The deterministic way to find $x,y$ for $Ax+By=1$ where $A,B$ are known and$(A,B)=1$ is to utilize the property of the successive convergents of a continued fraction.
$\frac{17}5=3+\frac25=3+\frac1{\frac52}=3+\frac1{2+\frac12}$
So, the previous convergent of $\frac{17}5$ is $3+\frac12=\frac72$ $\implies 17\cdot2-5\cdot7=-1$
We have $5x+6=10+17y$ for some integers $x,y$
or ,$5x-17y=4=4(5\cdot7-17\cdot2)$
or, $5(x-28)=17(y-8)$
or, $\frac{5(x-28)}{17}=y-8$ which is an integer.
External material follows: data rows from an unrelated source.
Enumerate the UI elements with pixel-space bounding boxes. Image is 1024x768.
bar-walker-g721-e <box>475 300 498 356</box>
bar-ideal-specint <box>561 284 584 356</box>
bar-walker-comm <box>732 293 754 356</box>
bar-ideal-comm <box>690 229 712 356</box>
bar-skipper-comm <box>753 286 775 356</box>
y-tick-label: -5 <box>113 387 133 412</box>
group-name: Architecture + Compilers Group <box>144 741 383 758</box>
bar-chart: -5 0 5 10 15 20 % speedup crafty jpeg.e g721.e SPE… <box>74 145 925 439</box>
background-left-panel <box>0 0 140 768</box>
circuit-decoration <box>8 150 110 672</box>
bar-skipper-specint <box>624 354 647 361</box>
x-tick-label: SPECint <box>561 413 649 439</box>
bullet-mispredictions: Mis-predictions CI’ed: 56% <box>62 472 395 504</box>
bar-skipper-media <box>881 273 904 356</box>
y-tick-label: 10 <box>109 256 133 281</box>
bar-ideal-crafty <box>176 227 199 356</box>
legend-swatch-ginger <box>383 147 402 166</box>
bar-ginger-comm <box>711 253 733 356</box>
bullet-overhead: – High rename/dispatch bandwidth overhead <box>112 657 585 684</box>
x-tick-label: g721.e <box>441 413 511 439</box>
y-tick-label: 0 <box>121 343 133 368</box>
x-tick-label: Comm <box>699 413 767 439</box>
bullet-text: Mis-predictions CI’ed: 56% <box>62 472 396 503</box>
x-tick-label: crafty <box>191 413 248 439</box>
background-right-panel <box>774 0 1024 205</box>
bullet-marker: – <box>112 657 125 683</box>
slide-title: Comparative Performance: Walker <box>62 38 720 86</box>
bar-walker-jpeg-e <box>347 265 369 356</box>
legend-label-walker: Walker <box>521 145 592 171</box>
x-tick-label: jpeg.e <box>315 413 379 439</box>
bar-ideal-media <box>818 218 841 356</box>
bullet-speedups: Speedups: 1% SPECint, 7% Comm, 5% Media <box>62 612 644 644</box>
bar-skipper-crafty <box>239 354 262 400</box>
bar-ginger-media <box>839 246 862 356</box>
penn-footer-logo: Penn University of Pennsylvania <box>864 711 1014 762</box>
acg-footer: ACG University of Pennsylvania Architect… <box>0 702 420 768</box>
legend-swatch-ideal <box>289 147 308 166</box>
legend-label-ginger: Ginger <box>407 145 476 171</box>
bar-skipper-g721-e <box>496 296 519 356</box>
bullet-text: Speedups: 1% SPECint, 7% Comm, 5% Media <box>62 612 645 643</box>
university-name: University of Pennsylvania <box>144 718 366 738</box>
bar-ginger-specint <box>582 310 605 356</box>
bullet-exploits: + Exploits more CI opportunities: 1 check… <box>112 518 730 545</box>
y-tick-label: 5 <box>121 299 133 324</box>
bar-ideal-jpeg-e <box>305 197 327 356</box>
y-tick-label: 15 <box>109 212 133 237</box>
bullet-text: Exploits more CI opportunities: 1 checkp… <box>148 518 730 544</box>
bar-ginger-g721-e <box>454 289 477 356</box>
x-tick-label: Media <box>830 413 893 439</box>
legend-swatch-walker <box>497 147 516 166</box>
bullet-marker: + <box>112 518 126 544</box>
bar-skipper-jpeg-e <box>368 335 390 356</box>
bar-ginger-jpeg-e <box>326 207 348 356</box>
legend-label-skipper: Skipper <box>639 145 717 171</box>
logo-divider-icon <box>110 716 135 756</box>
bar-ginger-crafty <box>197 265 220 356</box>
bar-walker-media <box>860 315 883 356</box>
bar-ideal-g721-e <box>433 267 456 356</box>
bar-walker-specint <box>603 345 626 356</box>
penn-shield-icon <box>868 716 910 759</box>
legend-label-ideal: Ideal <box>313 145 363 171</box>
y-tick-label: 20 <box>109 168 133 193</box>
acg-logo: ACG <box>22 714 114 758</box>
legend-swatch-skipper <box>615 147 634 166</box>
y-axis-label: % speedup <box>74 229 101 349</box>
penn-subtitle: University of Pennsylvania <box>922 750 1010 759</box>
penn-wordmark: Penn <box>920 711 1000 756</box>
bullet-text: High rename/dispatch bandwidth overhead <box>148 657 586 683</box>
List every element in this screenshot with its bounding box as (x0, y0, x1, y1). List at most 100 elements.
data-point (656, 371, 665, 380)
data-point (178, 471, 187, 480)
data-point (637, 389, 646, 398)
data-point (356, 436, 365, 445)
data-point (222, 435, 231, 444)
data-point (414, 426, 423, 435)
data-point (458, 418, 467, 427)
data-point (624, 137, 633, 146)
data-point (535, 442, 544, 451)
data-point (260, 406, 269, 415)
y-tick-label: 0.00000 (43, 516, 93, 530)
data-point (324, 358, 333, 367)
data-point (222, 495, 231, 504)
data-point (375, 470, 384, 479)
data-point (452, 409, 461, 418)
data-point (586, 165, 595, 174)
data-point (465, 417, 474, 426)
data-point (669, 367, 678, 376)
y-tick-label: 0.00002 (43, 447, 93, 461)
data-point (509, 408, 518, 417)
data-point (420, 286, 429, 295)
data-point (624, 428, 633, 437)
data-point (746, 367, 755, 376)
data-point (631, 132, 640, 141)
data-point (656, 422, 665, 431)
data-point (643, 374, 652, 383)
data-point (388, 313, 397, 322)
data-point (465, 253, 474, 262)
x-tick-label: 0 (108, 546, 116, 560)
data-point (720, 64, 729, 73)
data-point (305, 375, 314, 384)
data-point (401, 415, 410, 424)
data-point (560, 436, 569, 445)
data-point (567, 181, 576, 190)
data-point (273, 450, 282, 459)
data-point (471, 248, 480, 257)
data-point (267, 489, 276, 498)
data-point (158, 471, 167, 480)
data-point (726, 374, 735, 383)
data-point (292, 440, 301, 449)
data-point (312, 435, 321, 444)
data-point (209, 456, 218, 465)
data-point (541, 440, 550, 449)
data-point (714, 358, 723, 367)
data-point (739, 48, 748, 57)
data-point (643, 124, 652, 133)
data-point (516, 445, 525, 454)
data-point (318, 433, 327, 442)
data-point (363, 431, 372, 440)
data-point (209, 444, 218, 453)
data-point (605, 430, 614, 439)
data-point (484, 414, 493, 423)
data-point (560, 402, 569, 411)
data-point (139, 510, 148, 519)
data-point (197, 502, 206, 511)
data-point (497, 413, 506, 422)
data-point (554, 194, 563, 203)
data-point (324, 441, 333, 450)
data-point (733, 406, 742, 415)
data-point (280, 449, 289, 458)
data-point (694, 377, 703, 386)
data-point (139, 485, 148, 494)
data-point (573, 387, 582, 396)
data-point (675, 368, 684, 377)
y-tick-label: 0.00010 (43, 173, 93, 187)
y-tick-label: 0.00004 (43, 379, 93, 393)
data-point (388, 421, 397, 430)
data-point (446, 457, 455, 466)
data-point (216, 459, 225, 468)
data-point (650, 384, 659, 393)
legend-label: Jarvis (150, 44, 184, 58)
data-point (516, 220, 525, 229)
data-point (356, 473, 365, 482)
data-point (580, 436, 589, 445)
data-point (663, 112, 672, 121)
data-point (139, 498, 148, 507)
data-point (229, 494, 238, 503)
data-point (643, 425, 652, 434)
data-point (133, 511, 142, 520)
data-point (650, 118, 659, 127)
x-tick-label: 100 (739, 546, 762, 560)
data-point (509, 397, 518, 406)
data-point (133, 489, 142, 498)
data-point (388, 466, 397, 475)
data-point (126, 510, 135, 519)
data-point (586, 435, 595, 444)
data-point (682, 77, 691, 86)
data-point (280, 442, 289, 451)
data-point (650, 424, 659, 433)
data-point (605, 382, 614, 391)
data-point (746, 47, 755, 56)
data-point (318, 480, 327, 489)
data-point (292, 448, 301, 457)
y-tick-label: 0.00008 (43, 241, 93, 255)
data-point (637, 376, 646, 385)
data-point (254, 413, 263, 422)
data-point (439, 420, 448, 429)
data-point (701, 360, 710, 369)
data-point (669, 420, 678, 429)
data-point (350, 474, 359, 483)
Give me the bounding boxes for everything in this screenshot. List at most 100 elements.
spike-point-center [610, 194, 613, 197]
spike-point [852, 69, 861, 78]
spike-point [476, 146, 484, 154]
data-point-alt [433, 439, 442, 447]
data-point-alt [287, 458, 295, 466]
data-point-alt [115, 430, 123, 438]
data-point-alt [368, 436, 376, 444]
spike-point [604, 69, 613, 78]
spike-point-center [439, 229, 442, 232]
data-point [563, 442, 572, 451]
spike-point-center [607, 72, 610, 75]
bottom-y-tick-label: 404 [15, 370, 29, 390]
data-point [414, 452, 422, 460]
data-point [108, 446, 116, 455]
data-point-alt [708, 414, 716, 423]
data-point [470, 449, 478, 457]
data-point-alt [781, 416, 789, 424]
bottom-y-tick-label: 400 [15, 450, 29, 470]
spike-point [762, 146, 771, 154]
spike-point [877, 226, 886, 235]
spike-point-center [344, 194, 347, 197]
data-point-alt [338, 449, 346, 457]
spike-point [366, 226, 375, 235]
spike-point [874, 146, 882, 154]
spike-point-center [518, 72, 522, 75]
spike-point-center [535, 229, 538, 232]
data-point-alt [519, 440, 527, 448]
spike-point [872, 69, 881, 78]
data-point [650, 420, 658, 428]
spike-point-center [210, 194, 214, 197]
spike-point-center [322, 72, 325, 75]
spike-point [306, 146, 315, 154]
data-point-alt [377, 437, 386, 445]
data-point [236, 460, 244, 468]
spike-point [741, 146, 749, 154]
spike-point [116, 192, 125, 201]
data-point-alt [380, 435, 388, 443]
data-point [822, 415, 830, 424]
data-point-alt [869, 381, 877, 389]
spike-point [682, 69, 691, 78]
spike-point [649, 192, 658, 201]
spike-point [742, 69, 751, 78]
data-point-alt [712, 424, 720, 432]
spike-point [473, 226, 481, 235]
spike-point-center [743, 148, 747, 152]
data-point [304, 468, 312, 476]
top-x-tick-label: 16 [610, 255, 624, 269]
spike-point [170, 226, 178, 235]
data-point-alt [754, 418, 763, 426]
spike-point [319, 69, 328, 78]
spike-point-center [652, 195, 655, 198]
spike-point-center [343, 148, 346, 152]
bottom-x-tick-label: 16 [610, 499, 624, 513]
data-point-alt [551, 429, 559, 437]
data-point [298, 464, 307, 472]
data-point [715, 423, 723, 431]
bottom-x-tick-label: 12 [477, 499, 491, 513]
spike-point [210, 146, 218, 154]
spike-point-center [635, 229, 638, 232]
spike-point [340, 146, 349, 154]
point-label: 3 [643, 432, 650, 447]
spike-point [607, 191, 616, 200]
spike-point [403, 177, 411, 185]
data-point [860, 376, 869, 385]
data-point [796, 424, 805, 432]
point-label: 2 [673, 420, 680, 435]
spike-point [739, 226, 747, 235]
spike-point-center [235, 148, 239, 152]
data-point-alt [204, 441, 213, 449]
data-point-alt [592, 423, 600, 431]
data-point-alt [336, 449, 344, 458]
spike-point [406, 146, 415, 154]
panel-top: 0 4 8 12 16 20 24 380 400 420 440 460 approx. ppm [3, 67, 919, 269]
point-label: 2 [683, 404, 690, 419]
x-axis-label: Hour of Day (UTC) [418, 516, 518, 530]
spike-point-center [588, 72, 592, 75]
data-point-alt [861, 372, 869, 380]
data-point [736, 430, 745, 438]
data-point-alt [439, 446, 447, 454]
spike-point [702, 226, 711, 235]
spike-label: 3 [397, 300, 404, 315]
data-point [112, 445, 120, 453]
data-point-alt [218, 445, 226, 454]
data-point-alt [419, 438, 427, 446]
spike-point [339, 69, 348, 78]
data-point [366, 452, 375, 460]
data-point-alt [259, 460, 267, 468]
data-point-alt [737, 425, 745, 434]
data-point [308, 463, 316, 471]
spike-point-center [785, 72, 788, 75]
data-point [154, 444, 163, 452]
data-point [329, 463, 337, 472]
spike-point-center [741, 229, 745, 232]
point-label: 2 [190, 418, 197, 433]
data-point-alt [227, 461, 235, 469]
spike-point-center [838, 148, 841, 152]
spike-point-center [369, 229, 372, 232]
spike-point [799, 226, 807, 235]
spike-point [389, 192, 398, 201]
$\implies 17\mid5(x-28)\implies17\mid(x-28)$ as $(5,17)=1$
$\implies x=17z+28$ where $z$ is any integer.
or, $x=17(z+1)+11=17w+1$ where $w=z+1$ is also some integer.
Alternatively, $\frac{17}5=3+\frac25=3+\frac1{\frac52}=3+\frac1{2+\frac12}=3+\frac1{2+\frac1{1+\frac11}}$
So, the next convergent of $\frac{17}5$ is $3+\frac1{2+1}=\frac{10}3$ $\implies 17\cdot 3-5\cdot10=1$
$5x-17y=4=4(17\cdot3-5\cdot10)$
or, $5(x+40)=17(y+12)$
or, $\frac{5(x+40)}{17}=y+12$ which is an integer.
So, $17\mid5(x+40)\implies 17\mid(x+40)$ as $(5,17)=1$
$\implies x+40=17u$ where $u$ is any integer.
or, $x=17u-40=17(u-2)-6=17v-6$ or $x=17(u-3)+11=17t+11$ where $v=u-2,t=u-3$ are integers.